The flight crew commenced their pre-flight procedures and checklists later than anticipated as the flight schedule was delayed by the rectification work . So the crew did not detect that the LGGL had not been stowed on board the aircraft as required, as they were rushing to be on schedule.

Section 4

The organisational procedure is that pushback is conducted by the towtug driver and a dispatcher without the presence of a technical officer.  While waiting for pushback to commence, Jason, the pushback tug driver and  Luke who was the dispatcher saw pins and associated red tags attached to the landing gear of the aircraft.

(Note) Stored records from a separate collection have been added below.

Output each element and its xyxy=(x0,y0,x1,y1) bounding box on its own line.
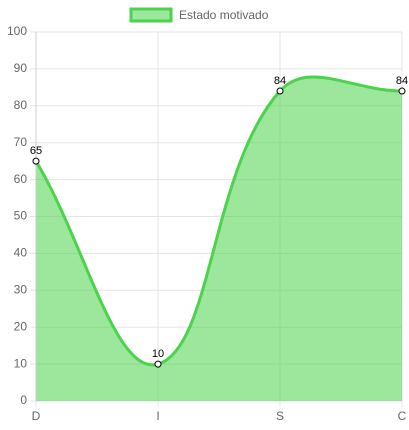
y-tick-label: 0 xyxy=(20,393,27,407)
area xyxy=(36,76,402,401)
point xyxy=(154,360,162,368)
point xyxy=(32,157,40,165)
y-tick-label: 50 xyxy=(14,209,28,223)
y-tick-label: 40 xyxy=(14,246,28,260)
data-label: 84 xyxy=(274,75,286,87)
y-tick-label: 20 xyxy=(14,319,28,333)
y-tick-label: 10 xyxy=(14,356,28,370)
data-label: 84 xyxy=(396,75,408,87)
data-label: 10 xyxy=(152,348,164,360)
y-tick-label: 60 xyxy=(14,172,28,186)
y-tick-label: 70 xyxy=(14,135,28,149)
legend-label: Estado motivado xyxy=(179,8,269,22)
y-tick-label: 30 xyxy=(14,282,28,296)
point xyxy=(398,87,406,95)
x-tick-label: I xyxy=(156,409,159,423)
point xyxy=(276,87,284,95)
y-tick-label: 90 xyxy=(14,61,28,75)
line xyxy=(34,75,403,367)
x-tick-label: C xyxy=(398,409,407,423)
y-tick-label: 100 xyxy=(7,24,27,38)
x-tick-label: S xyxy=(276,409,284,423)
legend-swatch xyxy=(129,7,173,23)
data-label: 65 xyxy=(30,145,42,157)
x-tick-label: D xyxy=(32,409,41,423)
y-tick-label: 80 xyxy=(14,98,28,112)
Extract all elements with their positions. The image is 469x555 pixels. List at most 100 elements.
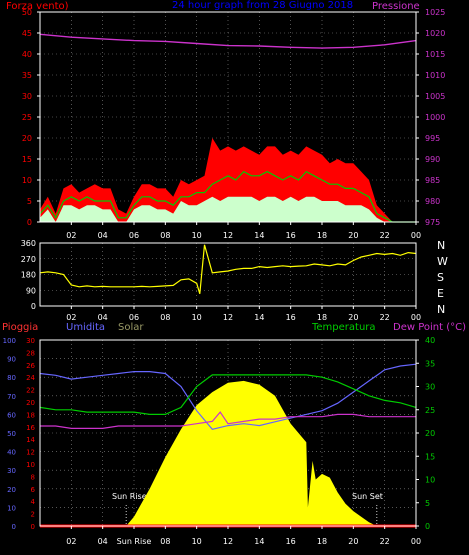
direction-panel-xtick-label: 18 xyxy=(317,313,327,322)
rain-ytick-label: 20 xyxy=(26,399,35,407)
rain-ytick-label: 2 xyxy=(31,511,35,519)
wind-ytick-label: 50 xyxy=(22,8,32,17)
direction-panel-xtick-label: 04 xyxy=(98,313,108,322)
temperature-ytick-label: 0 xyxy=(425,522,430,531)
sunset-label: Sun Set xyxy=(352,492,383,501)
wind-ytick-label: 25 xyxy=(22,113,32,122)
direction-panel-xtick-label: 20 xyxy=(348,313,358,322)
bottom-panel-xtick-label: 02 xyxy=(66,537,76,546)
rain-ytick-label: 0 xyxy=(31,523,35,531)
wind-ytick-label: 35 xyxy=(22,71,32,80)
temperature-ytick-label: 10 xyxy=(425,476,435,485)
humidity-ytick-label: 90 xyxy=(7,356,16,364)
pressure-ytick-label: 1025 xyxy=(425,8,445,17)
rain-ytick-label: 16 xyxy=(26,424,35,432)
rain-label: Pioggia xyxy=(2,322,38,333)
temperature-ytick-label: 35 xyxy=(425,359,435,368)
pressure-ytick-label: 1020 xyxy=(425,29,445,38)
direction-ytick-label: 0 xyxy=(31,302,36,311)
solar-label: Solar xyxy=(118,322,144,333)
bottom-panel-frame xyxy=(39,339,417,527)
pressure-ytick-label: 1010 xyxy=(425,71,445,80)
bottom-panel-xtick-label: 22 xyxy=(380,537,390,546)
bottom-panel-xtick-label: 16 xyxy=(286,537,296,546)
pressure-ytick-label: 975 xyxy=(425,218,440,227)
direction-panel-xtick-label: 16 xyxy=(286,313,296,322)
wind-label: Forza vento) xyxy=(6,1,69,12)
pressure-ytick-label: 1015 xyxy=(425,50,445,59)
direction-panel-xtick-label: 02 xyxy=(66,313,76,322)
humidity-ytick-label: 0 xyxy=(12,523,16,531)
wind-panel-xtick-label: 04 xyxy=(98,231,108,240)
humidity-ytick-label: 50 xyxy=(7,430,16,438)
humidity-ytick-label: 60 xyxy=(7,411,16,419)
humidity-line xyxy=(39,363,417,430)
humidity-ytick-label: 80 xyxy=(7,374,16,382)
rain-ytick-label: 4 xyxy=(31,498,36,506)
compass-n-bottom: N xyxy=(437,303,445,316)
direction-line xyxy=(39,244,417,294)
wind-ytick-label: 5 xyxy=(27,197,32,206)
wind-avg-line xyxy=(39,170,416,223)
wind-ytick-label: 30 xyxy=(22,92,32,101)
direction-ytick-label: 270 xyxy=(21,255,36,264)
humidity-ytick-label: 100 xyxy=(3,337,16,345)
dew-point-line xyxy=(40,411,416,429)
pressure-ytick-label: 980 xyxy=(425,197,440,206)
rain-ytick-label: 22 xyxy=(26,387,35,395)
wind-panel-xtick-label: 22 xyxy=(380,231,390,240)
sunrise-label: Sun Rise xyxy=(112,492,147,501)
wind-panel-xtick-label: 18 xyxy=(317,231,327,240)
bottom-panel-xtick-label: 04 xyxy=(98,537,108,546)
pressure-line xyxy=(39,33,417,49)
rain-ytick-label: 30 xyxy=(26,337,35,345)
wind-panel-xtick-label: 12 xyxy=(223,231,233,240)
temperature-line xyxy=(39,374,417,415)
bottom-panel-xtick-label: 12 xyxy=(223,537,233,546)
pressure-ytick-label: 995 xyxy=(425,134,440,143)
wind-panel-xtick-label: 16 xyxy=(286,231,296,240)
humidity-ytick-label: 20 xyxy=(7,486,16,494)
temperature-label: Temperatura xyxy=(311,322,376,333)
direction-panel-xtick-label: 12 xyxy=(223,313,233,322)
temperature-ytick-label: 15 xyxy=(425,452,435,461)
wind-ytick-label: 40 xyxy=(22,50,32,59)
temperature-ytick-label: 30 xyxy=(425,383,435,392)
pressure-ytick-label: 1000 xyxy=(425,113,445,122)
direction-panel-frame xyxy=(39,242,417,307)
rain-ytick-label: 26 xyxy=(26,362,35,370)
bottom-panel-xtick-label: 14 xyxy=(254,537,264,546)
bottom-panel-xtick-label: 10 xyxy=(192,537,202,546)
compass-e: E xyxy=(437,287,444,300)
temperature-ytick-label: 5 xyxy=(425,499,430,508)
pressure-ytick-label: 985 xyxy=(425,176,440,185)
bottom-panel-xtick-label: 20 xyxy=(348,537,358,546)
bottom-panel-xtick-label: 08 xyxy=(160,537,170,546)
rain-ytick-label: 10 xyxy=(26,461,35,469)
pressure-ytick-label: 990 xyxy=(425,155,440,164)
pressure-ytick-label: 1005 xyxy=(425,92,445,101)
rain-ytick-label: 18 xyxy=(26,411,35,419)
solar-area xyxy=(126,380,377,526)
wind-ytick-label: 20 xyxy=(22,134,32,143)
direction-panel-xtick-label: 08 xyxy=(160,313,170,322)
humidity-ytick-label: 40 xyxy=(7,449,16,457)
direction-panel-xtick-label: 10 xyxy=(192,313,202,322)
pressure-label: Pressione xyxy=(372,1,420,12)
rain-ytick-label: 24 xyxy=(26,374,35,382)
wind-panel-xtick-label: 02 xyxy=(66,231,76,240)
wind-panel-xtick-label: 14 xyxy=(254,231,264,240)
direction-ytick-label: 90 xyxy=(26,286,36,295)
wind-panel-xtick-label: 06 xyxy=(129,231,139,240)
direction-ytick-label: 360 xyxy=(21,239,36,248)
wind-speed-area xyxy=(40,196,416,222)
humidity-label: Umidita xyxy=(66,322,105,333)
wind-ytick-label: 10 xyxy=(22,176,32,185)
temperature-ytick-label: 40 xyxy=(425,336,435,345)
direction-ytick-label: 180 xyxy=(21,271,36,280)
compass-s: S xyxy=(437,271,444,284)
humidity-ytick-label: 10 xyxy=(7,504,16,512)
compass-w: W xyxy=(437,255,448,268)
bottom-panel-xtick-label: Sun Rise xyxy=(117,537,152,546)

Margot,  the  aircraft movements co-ordinator was having trouble with her walkie talkie. Therefore Luke was unable to contact Margrot,  and with just seven minutes until the scheduled take-off, Jason removed the LGGL pins but unknowingly left the locking sleeves in place.

Regardless of someone’s specific role working around an aircraft, everyone has a responsibility to notify the operating crew of any concerns they may have with an aircraft and that any concerns are assessed and rectified by any qualified personnel before flight.

Section 5

Luke then entered the cockpit to have the load sheet signed by the flight crew. Neither him or Jason advised the flight crew of the presence and removal of the lock pins.

The aircraft subsequently taxied for departure with the LGGL sleeves attached. A sleeve fell unnoticed onto the taxiway and the other fell onto the runway shortly after take-off. Shortly after the DHL flight 284 on the takeoff roll, ingested the locking sleeve that was on the runaway leading to an engine failure and the crew performing an emergency stop.